Rapid laboratory tests are urgently required to inform antimicrobial use in food animals. Our objective was to synthesize knowledge on the direct application of long-read metagenomic sequencing to respiratory samples to detect bacterial pathogens and antimicrobial resistance genes (ARGs) compared to PCR, loop-mediated isothermal amplification, and recombinase polymerase amplification. Our scoping review protocol followed the Joanna Briggs Institute and PRISMA Scoping Review reporting guidelines. Included studies reported on the direct application of these methods to respiratory samples from animals or humans to detect bacterial pathogens ±ARGs and included turnaround time (TAT) and analytical sensitivity. We excluded studies not reporting these or that were focused exclusively on bioinformatics. We identified 5,636 unique articles from 5 databases.

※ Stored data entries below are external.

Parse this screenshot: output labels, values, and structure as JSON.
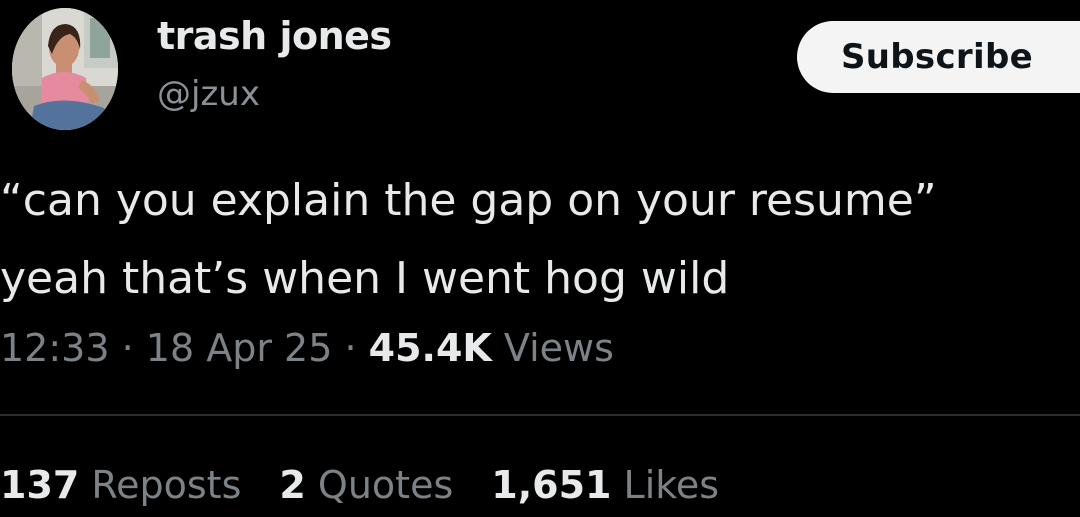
{
  "author": {
    "display_name": "trash jones",
    "handle": "@jzux"
  },
  "subscribe_label": "Subscribe",
  "tweet": {
    "lines": [
      "“can you explain the gap on your resume”",
      "yeah that’s when I went hog wild"
    ]
  },
  "meta": {
    "time": "12:33",
    "separator": " · ",
    "date": "18 Apr 25",
    "views_count": "45.4K",
    "views_label": "Views"
  },
  "stats": {
    "reposts_count": "137",
    "reposts_label": "Reposts",
    "quotes_count": "2",
    "quotes_label": "Quotes",
    "likes_count": "1,651",
    "likes_label": "Likes"
  },
  "colors": {
    "background": "#000000",
    "primary_text": "#e7e9ea",
    "secondary_text": "#7d8287",
    "button_bg": "#f4f4f4",
    "divider": "#2a2d30"
  }
}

Two-reviewer screening excluded 3,964, 788, and 784 articles at 3 levels, leaving 100 articles (19 animal and 81 human), of which only 7 studied long-read sequencing (only 1 in animals). Thirty-two studies investigated ARGs (only one in animals). Reported TATs ranged from minutes to 2 d; steps did not always include sample collection to results, and analytical sensitivity varied by study. Our review reveals a knowledge gap in research for the direct detection of bacterial respiratory pathogens and ARGs in animals using long-read metagenomic sequencing. There is an opportunity to harness the rapid development in this space to detect multiple pathogens and ARGs on a single sequencing run. Long-read metagenomic sequencing tools show potential to address the urgent need for research into rapid tests to support antimicrobial stewardship in food animal production.